Titik api bisa cepat tersulut dan menyebar cepat karena faktor angin. Kondisi ini tidak hanya memicu terjadinya kebakaran hutan seperti di Amerika baru-baru ini dengan kecepatan angin hingga 130 – 160 km/jam.
“Tetapi juga meningkatkan risiko tinggi terjadinya kebakaran di wilayah/daerah perkotaan yang dipadati dengan bangunan dan permukiman beserta infrastruktur pendukungnya,” katanya.
Menurutnya, perubahan iklim mendorong angin lebih cepat, penyebaran kebakaran lebih sporadis, dan meningkatkan intensitas kebakaran.
Unsur-unsur ini memengaruhi efektivitas pencegahan dan pemadaman kebakaran, sehingga membutuhkan penyesuaian cara atau prosedur pemadaman api yang lebih efektif.
Inovasi cara dan teknik baru, serta bahan dan sistem pemadaman sangat penting untuk mengatasi perubahan intensitas kebakaran akibat perubahan iklim.

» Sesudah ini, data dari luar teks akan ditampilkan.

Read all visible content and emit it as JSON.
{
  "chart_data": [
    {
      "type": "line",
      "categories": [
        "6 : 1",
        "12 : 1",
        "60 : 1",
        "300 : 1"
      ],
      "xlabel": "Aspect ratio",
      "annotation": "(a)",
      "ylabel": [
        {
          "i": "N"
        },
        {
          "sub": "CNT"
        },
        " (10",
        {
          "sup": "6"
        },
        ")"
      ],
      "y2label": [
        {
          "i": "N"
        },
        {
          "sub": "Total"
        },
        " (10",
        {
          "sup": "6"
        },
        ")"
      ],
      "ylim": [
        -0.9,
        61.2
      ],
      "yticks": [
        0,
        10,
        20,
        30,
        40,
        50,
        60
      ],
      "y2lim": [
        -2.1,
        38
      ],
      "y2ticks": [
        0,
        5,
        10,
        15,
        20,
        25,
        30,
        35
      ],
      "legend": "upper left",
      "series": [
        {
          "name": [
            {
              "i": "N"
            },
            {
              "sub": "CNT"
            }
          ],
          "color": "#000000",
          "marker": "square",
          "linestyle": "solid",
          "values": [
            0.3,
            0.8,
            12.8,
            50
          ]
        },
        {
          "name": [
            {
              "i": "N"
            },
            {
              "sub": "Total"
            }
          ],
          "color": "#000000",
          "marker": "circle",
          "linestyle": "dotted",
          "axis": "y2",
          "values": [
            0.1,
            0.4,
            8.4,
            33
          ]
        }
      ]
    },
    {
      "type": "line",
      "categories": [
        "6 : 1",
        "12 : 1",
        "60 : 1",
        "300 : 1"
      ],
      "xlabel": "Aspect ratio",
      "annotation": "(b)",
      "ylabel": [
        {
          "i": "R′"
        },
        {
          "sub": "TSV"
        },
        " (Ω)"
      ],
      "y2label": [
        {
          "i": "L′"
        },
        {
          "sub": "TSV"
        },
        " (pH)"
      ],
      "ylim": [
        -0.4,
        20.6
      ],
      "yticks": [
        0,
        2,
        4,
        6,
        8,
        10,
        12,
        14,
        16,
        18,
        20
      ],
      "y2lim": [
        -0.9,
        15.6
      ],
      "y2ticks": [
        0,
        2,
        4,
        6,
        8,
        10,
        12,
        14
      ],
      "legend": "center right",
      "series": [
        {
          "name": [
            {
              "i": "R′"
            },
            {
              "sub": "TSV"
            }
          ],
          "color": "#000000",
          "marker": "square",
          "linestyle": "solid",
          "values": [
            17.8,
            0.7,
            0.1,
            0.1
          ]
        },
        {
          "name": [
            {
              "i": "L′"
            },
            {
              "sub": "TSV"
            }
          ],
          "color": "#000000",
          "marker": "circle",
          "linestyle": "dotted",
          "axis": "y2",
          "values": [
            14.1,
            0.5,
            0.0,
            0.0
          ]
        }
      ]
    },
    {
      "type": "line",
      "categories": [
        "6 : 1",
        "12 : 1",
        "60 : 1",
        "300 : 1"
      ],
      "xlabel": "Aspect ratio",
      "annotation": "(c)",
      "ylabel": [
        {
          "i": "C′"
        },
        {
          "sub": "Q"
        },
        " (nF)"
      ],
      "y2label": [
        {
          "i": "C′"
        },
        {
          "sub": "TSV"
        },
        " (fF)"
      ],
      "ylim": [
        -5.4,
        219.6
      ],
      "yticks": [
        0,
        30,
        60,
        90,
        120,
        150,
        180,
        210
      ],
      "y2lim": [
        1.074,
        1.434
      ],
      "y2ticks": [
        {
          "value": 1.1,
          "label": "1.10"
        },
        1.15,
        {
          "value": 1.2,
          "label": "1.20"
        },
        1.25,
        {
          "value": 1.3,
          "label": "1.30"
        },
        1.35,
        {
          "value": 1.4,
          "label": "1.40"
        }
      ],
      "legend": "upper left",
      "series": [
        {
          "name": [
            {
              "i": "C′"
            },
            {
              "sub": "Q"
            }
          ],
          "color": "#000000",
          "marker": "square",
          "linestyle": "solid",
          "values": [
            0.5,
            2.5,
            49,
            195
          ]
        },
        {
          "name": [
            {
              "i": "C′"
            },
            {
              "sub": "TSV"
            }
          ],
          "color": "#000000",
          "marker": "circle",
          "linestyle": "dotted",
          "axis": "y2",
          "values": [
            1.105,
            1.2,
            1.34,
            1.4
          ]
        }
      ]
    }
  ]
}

Hal ini tentunya berpengaruh terhadap keselamatan makhluk hidup, bangunan dan lingkungan.
Perubahan iklim memengaruhi pula kondisi lingkungan di dalam bangunan yang dikenal sebagai built environment. Suhu udara, kebersihan udara, kelembaban, ventilasi, dan pencahayan merupakan unsur-unsur pembentuk lingkungan dalam bangunan.
Besarannya diatur sesuai standar-standar yang berlaku dan diwujudkan lewat pengoperasian komponen/peralatan.

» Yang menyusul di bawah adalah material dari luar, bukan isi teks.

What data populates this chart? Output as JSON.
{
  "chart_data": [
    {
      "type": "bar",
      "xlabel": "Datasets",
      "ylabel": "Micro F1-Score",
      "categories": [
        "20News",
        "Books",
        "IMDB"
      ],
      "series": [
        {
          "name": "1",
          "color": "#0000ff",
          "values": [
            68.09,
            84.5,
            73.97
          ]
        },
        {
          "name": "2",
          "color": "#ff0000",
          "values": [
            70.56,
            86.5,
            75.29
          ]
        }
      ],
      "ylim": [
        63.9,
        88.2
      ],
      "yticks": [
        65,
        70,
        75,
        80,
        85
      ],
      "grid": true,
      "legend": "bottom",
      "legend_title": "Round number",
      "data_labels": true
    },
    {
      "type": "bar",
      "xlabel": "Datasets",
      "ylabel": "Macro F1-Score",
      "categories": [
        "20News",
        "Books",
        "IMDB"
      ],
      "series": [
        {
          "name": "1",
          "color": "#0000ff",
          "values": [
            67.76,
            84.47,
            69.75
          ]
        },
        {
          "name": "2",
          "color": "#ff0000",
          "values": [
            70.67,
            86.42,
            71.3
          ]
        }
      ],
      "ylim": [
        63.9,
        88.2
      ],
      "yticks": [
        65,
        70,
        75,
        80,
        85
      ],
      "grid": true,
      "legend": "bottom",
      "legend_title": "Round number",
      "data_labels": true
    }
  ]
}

“Seperti sistem kelistrikan dalam gedung, sistem pencahayaan buatan, sistem pengkondisian udara (air conditioning). Bersama dengan sistem plambing, sistem transportasi dalam gedung dan sistem proteksi kebakaran, membentuk komponen utilitas bangunan atau ME. Kinerja ME dipengaruhi oleh iklim di luar bangunan,” Prof Suprapto menjelaskan.
Perubahan iklim juga akan berpengaruh terhadap kondisi material dan struktur bangunan. Bahan bangunan yang digunakan dalam konstruksi bangunan berperan penting dalam aspek keselamatan kebakaran.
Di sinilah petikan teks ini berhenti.